Наташа Боровская - Дворянская дочь
Я не могла без смущения вспоминать об этом. Доктор Боткин улыбался, поглаживая редеющую бороду.
— А теперь ступайте-ка к своим друзьям, Их Императорские Высочества с нетерпением ждут вас. Когда Алексей Николаевич проснется, мы вас позовем.
Какой добрый, открытый человек доктор Боткин, совсем не похож на придворного лекаря! Он больше напоминает чеховского героя, подумала я, в то время как скороход, одетый в живописную ливрею времен императрицы Елизаветы, вел меня в игральную.
Оба камина пылали в знакомой комнате с бордюром в желто-зеленых павлиньих узорах, с высокими окнами, выходившими в парк, где на замерзших озерах виднелись заснеженные островки. Анастасия, единственная из сестер все еще носившая матроску, играла на полу с бульдогом Татьяны — кокер-спаниель наследника не покидал его комнаты. Все четыре девушки встали и окружили меня. Похорошевшая Мария была все такой же скромной и тихой, а Анастасия буквально засыпала меня вопросами. Однако Ольга Николаевна сказала:
— Тебе и Мари пора вернуться к урокам. Мамочка отдыхает после бессонной ночи возле маленького, и я — за старшую. Allez-vous en! Ступайте! — и она сделала повелительный жест рукой.

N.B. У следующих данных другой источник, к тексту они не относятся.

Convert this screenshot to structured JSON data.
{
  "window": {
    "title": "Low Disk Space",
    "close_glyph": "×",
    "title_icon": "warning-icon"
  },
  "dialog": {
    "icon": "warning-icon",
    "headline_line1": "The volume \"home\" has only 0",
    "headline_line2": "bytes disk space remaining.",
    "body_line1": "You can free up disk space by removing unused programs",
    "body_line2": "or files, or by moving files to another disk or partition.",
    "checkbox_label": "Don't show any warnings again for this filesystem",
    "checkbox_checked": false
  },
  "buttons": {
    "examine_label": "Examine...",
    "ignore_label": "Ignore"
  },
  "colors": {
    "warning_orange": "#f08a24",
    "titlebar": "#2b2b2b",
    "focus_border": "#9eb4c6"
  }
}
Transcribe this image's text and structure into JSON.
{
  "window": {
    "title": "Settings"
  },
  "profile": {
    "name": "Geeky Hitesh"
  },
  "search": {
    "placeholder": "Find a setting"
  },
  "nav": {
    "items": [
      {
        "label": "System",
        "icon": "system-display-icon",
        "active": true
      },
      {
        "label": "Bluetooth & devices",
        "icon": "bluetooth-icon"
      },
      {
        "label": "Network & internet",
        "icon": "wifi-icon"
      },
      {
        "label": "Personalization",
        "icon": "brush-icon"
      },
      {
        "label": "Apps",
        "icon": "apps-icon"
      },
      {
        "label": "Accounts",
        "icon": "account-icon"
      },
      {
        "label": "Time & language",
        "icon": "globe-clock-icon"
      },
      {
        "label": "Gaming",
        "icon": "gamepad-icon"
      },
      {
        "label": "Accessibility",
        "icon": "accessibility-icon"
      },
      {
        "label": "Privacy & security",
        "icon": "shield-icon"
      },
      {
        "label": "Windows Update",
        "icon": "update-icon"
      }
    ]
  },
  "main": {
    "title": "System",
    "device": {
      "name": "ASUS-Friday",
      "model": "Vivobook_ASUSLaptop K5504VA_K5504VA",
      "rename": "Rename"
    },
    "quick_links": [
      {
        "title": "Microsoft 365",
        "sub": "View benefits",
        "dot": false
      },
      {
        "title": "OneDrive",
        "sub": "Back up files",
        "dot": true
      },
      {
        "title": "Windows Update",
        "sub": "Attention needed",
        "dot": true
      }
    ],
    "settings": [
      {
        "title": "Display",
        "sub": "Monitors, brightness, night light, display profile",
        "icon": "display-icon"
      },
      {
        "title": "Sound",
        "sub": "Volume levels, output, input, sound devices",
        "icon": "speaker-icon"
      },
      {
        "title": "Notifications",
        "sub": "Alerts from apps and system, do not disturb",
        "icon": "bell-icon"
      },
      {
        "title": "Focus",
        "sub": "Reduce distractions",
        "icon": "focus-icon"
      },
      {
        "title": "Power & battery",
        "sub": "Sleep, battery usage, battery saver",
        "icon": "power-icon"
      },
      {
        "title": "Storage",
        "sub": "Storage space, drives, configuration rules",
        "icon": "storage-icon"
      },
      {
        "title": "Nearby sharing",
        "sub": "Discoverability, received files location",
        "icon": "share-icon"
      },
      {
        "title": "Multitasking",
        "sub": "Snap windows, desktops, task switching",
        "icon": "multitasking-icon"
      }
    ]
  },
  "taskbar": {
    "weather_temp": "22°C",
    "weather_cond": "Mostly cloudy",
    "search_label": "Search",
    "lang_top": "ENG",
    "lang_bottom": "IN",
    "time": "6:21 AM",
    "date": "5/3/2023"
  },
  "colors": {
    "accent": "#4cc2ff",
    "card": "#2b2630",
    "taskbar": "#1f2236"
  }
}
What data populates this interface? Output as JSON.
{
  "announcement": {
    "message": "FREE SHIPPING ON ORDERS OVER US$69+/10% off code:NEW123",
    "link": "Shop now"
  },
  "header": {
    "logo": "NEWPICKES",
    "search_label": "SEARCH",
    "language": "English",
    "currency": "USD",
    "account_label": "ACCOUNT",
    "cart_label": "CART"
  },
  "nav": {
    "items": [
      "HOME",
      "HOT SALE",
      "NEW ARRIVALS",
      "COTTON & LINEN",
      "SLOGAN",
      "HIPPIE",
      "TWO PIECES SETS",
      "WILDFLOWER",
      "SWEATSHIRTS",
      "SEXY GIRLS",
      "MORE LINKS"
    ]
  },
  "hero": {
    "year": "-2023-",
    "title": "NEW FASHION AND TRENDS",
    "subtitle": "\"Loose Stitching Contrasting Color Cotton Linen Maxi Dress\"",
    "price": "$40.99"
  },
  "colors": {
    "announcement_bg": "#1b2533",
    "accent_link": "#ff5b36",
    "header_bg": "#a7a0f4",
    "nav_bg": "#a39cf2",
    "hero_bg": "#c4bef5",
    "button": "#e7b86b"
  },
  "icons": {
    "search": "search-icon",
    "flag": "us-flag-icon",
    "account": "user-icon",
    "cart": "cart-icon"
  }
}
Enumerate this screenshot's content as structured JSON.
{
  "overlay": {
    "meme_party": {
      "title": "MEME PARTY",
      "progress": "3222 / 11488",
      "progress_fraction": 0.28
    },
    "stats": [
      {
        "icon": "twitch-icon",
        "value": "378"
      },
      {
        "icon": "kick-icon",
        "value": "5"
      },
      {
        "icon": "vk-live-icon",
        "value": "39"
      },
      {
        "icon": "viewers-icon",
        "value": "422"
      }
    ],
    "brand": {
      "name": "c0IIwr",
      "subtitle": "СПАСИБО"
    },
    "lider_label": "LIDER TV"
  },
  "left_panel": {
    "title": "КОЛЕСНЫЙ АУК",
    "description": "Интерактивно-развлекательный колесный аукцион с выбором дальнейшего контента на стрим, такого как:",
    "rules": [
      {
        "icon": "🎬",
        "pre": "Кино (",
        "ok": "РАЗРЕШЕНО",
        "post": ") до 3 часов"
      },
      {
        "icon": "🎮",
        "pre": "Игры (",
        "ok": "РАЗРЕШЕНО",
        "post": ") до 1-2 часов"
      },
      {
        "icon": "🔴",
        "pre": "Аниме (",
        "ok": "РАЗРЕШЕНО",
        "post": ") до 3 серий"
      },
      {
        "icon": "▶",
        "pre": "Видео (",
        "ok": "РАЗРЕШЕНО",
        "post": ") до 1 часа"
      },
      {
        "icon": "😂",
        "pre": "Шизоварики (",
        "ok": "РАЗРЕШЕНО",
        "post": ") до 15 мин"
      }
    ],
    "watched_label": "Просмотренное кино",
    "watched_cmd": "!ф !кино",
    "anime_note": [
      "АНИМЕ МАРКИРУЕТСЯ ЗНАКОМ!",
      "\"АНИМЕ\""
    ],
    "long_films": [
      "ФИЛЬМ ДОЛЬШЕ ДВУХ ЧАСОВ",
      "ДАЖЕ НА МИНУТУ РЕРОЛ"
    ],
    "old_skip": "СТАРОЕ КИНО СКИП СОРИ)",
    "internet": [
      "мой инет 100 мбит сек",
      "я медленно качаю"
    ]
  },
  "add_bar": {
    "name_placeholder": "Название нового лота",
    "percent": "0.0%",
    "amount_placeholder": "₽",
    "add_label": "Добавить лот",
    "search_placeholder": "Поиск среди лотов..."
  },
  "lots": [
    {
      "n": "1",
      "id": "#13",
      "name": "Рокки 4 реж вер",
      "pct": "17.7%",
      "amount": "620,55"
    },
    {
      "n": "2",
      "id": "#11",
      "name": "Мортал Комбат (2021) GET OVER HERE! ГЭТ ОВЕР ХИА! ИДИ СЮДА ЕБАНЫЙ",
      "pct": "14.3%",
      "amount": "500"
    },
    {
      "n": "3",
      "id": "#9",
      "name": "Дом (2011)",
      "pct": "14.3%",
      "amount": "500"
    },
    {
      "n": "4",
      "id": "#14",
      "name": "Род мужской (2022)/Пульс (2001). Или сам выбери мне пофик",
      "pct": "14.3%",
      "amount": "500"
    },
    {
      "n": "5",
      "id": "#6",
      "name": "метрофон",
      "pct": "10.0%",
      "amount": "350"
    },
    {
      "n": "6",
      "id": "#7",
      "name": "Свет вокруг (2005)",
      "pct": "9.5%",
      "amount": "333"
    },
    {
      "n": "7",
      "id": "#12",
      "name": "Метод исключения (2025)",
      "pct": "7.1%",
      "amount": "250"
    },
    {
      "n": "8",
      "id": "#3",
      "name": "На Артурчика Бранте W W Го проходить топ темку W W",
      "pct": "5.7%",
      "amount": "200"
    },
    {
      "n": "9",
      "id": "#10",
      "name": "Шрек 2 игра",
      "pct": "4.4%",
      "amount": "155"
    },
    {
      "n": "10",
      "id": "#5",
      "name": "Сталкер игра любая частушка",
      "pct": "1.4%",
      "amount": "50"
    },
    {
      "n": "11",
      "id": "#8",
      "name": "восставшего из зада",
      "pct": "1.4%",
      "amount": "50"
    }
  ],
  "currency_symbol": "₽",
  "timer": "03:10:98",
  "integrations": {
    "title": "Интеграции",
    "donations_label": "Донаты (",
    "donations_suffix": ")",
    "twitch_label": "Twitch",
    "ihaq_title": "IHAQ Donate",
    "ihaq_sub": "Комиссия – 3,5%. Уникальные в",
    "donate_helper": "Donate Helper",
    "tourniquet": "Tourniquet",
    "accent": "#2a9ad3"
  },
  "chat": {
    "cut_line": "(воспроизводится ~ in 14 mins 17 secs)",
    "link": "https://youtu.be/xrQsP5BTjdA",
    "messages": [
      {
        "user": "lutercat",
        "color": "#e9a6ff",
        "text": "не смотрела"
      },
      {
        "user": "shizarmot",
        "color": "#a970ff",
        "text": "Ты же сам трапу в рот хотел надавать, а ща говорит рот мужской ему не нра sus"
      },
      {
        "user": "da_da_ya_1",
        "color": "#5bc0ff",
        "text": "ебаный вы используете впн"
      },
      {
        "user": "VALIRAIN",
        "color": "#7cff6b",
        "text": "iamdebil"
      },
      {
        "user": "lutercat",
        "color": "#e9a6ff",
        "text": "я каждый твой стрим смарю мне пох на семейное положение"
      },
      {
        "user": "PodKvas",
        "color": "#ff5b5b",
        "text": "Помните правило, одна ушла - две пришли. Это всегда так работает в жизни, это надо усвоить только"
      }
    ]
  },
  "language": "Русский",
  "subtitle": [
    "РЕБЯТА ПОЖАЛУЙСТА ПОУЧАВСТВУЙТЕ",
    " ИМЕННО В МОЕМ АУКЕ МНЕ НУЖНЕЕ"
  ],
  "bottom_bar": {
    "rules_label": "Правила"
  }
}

— Vite![46] — в тон сестре добавила Татьяна Николаевна.
— А раз так, то мы больше не будем подписываться ОТМА. — Сестры придумали анаграмму из первых букв своих имен. — Теперь мы будем tout court[47] MA, — выпалила в ответ Анастасия, и, взявшись за руки, они с Марией выпорхнули из комнаты.
Переглянувшись, мы улыбнулись. Затем взгляд Ольги стал серьезным, в глазах Татьяны появилась задумчивость. Они усадили меня на кушетку возле камина.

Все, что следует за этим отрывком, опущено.